When the name "Stephanie Birkitt" got involved in this supposed scandal, I was instantly hooked. Now there's an angle! Talk show host having affairs with co-workers: boring. Talk show host having an affair with intern-turned-cult-favorite: compelling stuff. It makes me want to go to Youtube right now to rewatch all those Stephanie segments and look for possible new subtexts in her exchanges with David Letterman. Yes, I have absolutely nothing better to do.
Hold on...
Wait...
Okay, found one:
See? That clip is automatically 10 times better now (the alleged extortionist was described in the news as "Stephanie Birkitt's ex-boyfriend"...uh-oh). Not that I think Stephanie has suddenly made this issue "scandalous" in any way. I mostly find this funny and amusing, especially from the perspective of someone who watches the Late Show religiously. I won't, however, find anything "scandalous" about this story ever, unless someone ends up being murdered or something.
One of the most abused words this decade has got to be "SCANDAL". We even reached a point here in the Philippines where the word got routinely inserted after any random place and...voila! You got yourself a quote-unquote scandal! Dumaguete, La Salle, Jolibee...represent!

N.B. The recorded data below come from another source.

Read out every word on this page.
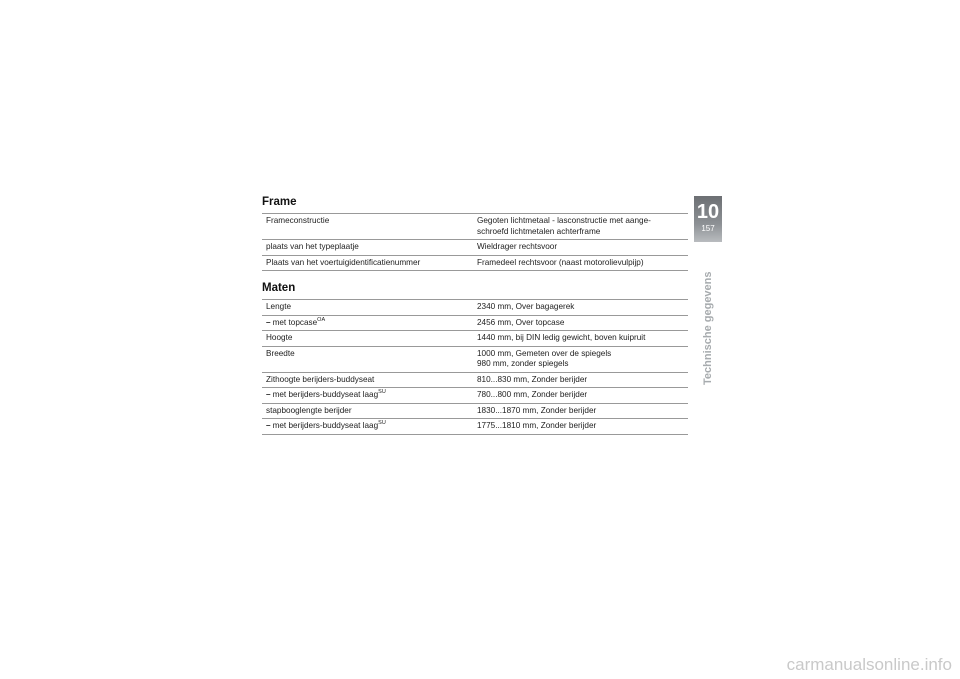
Frame
Frameconstructie	Gegoten lichtmetaal - lasconstructie met aange-
schroefd lichtmetalen achterframe
plaats van het typeplaatje	Wieldrager rechtsvoor
Plaats van het voertuigidentificatienummer	Framedeel rechtsvoor (naast motorolievulpijp)
Maten
Lengte	2340 mm, Over bagagerek
– met topcase$^{OA}$	2456 mm, Over topcase
Hoogte	1440 mm, bij DIN ledig gewicht, boven kuipruit
Breedte	1000 mm, Gemeten over de spiegels
980 mm, zonder spiegels
Zithoogte berijders-buddyseat	810...830 mm, Zonder berijder
– met berijders-buddyseat laag$^{SU}$	780...800 mm, Zonder berijder
stapbooglengte berijder	1830...1870 mm, Zonder berijder
– met berijders-buddyseat laag$^{SU}$	1775...1810 mm, Zonder berijder
10
157
Technische gegevens
carmanualsonline.info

What does the word mean in the first place? Webster's defines "scandal" as:
a circumstance or action that offends propriety or established moral conceptions or disgraces those associated with it.
In the Philippines, and even in the U.S. (as the Letterman story demonstrates), it seems that the only action or circumstance that is deemed offensive anymore is sex. That's pretty much it. Everything else is fair game. Our dear president wastes millions of pesos in a swanky New York restaurant and no one cries "scandal". Sure, everyone's up in arms, but the word "scandal" curiously never gets thrown into the discussion. Meanwhile, her silicone implants gets discovered and, yes you guessed it - SCANDAL!

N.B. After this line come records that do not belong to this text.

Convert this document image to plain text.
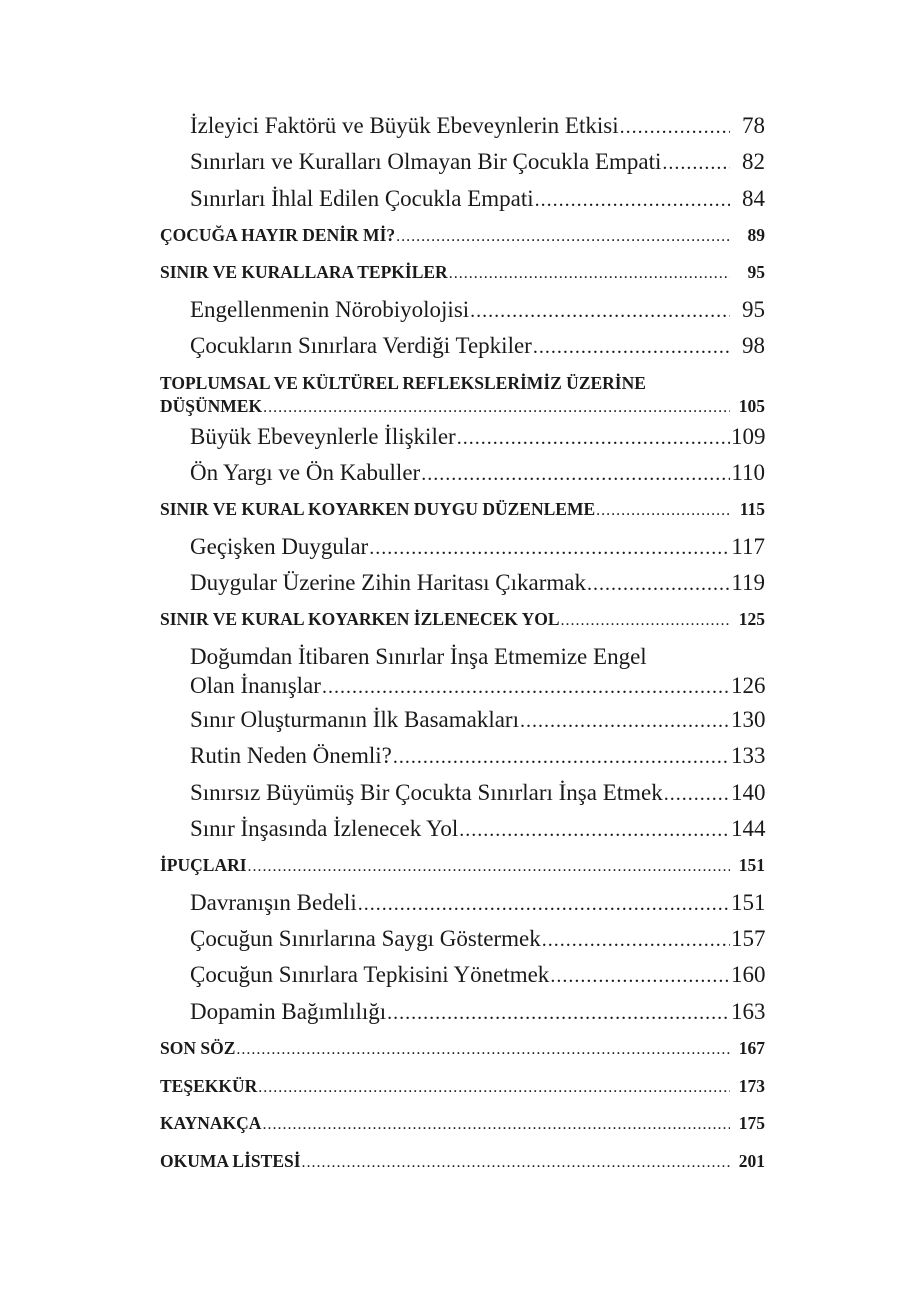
İzleyici Faktörü ve Büyük Ebeveynlerin Etkisi .....	78
Sınırları ve Kuralları Olmayan Bir Çocukla Empati .....	82
Sınırları İhlal Edilen Çocukla Empati .....	84
ÇOCUĞA HAYIR DENİR Mİ? .....	89
SINIR VE KURALLARA TEPKİLER .....	95
Engellenmenin Nörobiyolojisi .....	95
Çocukların Sınırlara Verdiği Tepkiler .....	98
TOPLUMSAL VE KÜLTÜREL REFLEKSLERİMİZ ÜZERİNE
DÜŞÜNMEK .....	105
Büyük Ebeveynlerle İlişkiler .....	109
Ön Yargı ve Ön Kabuller .....	110
SINIR VE KURAL KOYARKEN DUYGU DÜZENLEME .....	115
Geçişken Duygular .....	117
Duygular Üzerine Zihin Haritası Çıkarmak .....	119
SINIR VE KURAL KOYARKEN İZLENECEK YOL .....	125
Doğumdan İtibaren Sınırlar İnşa Etmemize Engel
Olan İnanışlar .....	126
Sınır Oluşturmanın İlk Basamakları .....	130
Rutin Neden Önemli? .....	133
Sınırsız Büyümüş Bir Çocukta Sınırları İnşa Etmek .....	140
Sınır İnşasında İzlenecek Yol .....	144
İPUÇLARI .....	151
Davranışın Bedeli .....	151
Çocuğun Sınırlarına Saygı Göstermek .....	157
Çocuğun Sınırlara Tepkisini Yönetmek .....	160
Dopamin Bağımlılığı .....	163
SON SÖZ .....	167
TEŞEKKÜR .....	173
KAYNAKÇA .....	175
OKUMA LİSTESİ .....	201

It's actually quite fascinating how similar we are with the U.S. in terms of attitudes towards sex. Ostensibly, it doesn't seem that way - taking a look at their porn industry alone is staggering - but their mainstream society isn't that far off from ours. Puritanism is still very much ingrained in both countries. While we have the MTRCB and the CBCP, the U.S. has Evangelical Christians and the Republican Party.

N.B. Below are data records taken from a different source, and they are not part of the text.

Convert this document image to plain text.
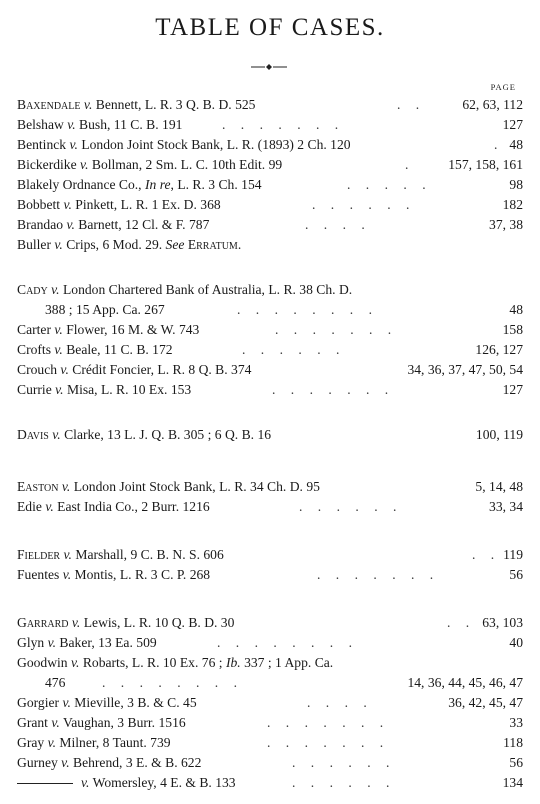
TABLE OF CASES.
PAGE
Baxendale v. Bennett, L. R. 3 Q. B. D. 525	. .	62, 63, 112
Belshaw v. Bush, 11 C. B. 191	. . . . . . .	127
Bentinck v. London Joint Stock Bank, L. R. (1893) 2 Ch. 120	. 48
Bickerdike v. Bollman, 2 Sm. L. C. 10th Edit. 99	.	157, 158, 161
Blakely Ordnance Co., In re, L. R. 3 Ch. 154	. . . . .	98
Bobbett v. Pinkett, L. R. 1 Ex. D. 368	. . . . . .	182
Brandao v. Barnett, 12 Cl. & F. 787	. . . .	37, 38
Buller v. Crips, 6 Mod. 29. See Erratum.
Cady v. London Chartered Bank of Australia, L. R. 38 Ch. D.
388 ; 15 App. Ca. 267	. . . . . . . .	48
Carter v. Flower, 16 M. & W. 743	. . . . . . .	158
Crofts v. Beale, 11 C. B. 172	. . . . . .	126, 127
Crouch v. Crédit Foncier, L. R. 8 Q. B. 374	34, 36, 37, 47, 50, 54
Currie v. Misa, L. R. 10 Ex. 153	. . . . . . .	127
Davis v. Clarke, 13 L. J. Q. B. 305 ; 6 Q. B. 16	100, 119
Easton v. London Joint Stock Bank, L. R. 34 Ch. D. 95	5, 14, 48
Edie v. East India Co., 2 Burr. 1216	. . . . . .	33, 34
Fielder v. Marshall, 9 C. B. N. S. 606	. . 119
Fuentes v. Montis, L. R. 3 C. P. 268	. . . . . . .	56
Garrard v. Lewis, L. R. 10 Q. B. D. 30	. . 63, 103
Glyn v. Baker, 13 Ea. 509	. . . . . . . .	40
Goodwin v. Robarts, L. R. 10 Ex. 76 ; Ib. 337 ; 1 App. Ca.
476	. . . . . . . .	14, 36, 44, 45, 46, 47
Gorgier v. Mieville, 3 B. & C. 45	. . . .	36, 42, 45, 47
Grant v. Vaughan, 3 Burr. 1516	. . . . . . .	33
Gray v. Milner, 8 Taunt. 739	. . . . . . .	118
Gurney v. Behrend, 3 E. & B. 622	. . . . . .	56
v. Womersley, 4 E. & B. 133	. . . . . .	134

All we need to know about our attitudes towards sex seemed to have been fleshed out singlehandedly by Hayden Kho, or to be more precise, the scandal named after him. It was one of those cases where the "scandal" label was actually appropriate. Personally, I found it scandalous for one reason and one reason alone: that Hayden Kho was actually sleazy enough to videotape his trysts without the women knowing it. I, along with some people I know, found it infinitely compelling for a completely different reason: that this internet age has allowed us to see a commercial model with an elegant and squeaky clean-image suddenly turn into an unwitting porn star (something that couldn't have happened 20 years ago).
On the other hand, it was interesting to hear other people's reasons for deeming it scandalous:
a.) that Hayden Kho was actually sleazy enough to videotape his trysts without the women knowing it
b.) that these people who weren't married to each other were having sex with each other
c.) that they were doing...um...unwholesome stuff
So after years of Britney Spears, TFs (Titillating Films, for the uninitiated), Baywalk Bodies, FHM, Wowowee, Eat Bulaga, Viva Hot Babes, etc., The Hayden Kho Scandal showed us that some apparently still get shocked and indignant over unmarried people having sex with each other. Either that or they're just big hypocrites.
So if these people exist by the millions, both here and in the U.S., then maybe it isn't that shocking to know that a talk show host's affairs can still be considered shocking. In fact, at the end of the day, I still can't see anything shocking or "scandalous" about this issue, even after Stephanie became involved. If anything, it's just weird and funny; in the same way that "Would You Like To Eat A Sandwich In Dave's Office?" or "Will it Float?" or "Is This Anything?" or "Would You Like Some Gravy With That?" or any random Late Show segment is weird and funny.
It all boils down to perspective. There are other "circumstances" and "actions" out there, far more heinous and consequential, that I consider "offensive" to my "established moral conceptions".
I have now officially broken my record for most sarcastic quotation marks used in a single blog entry. Thank you, thank you very much.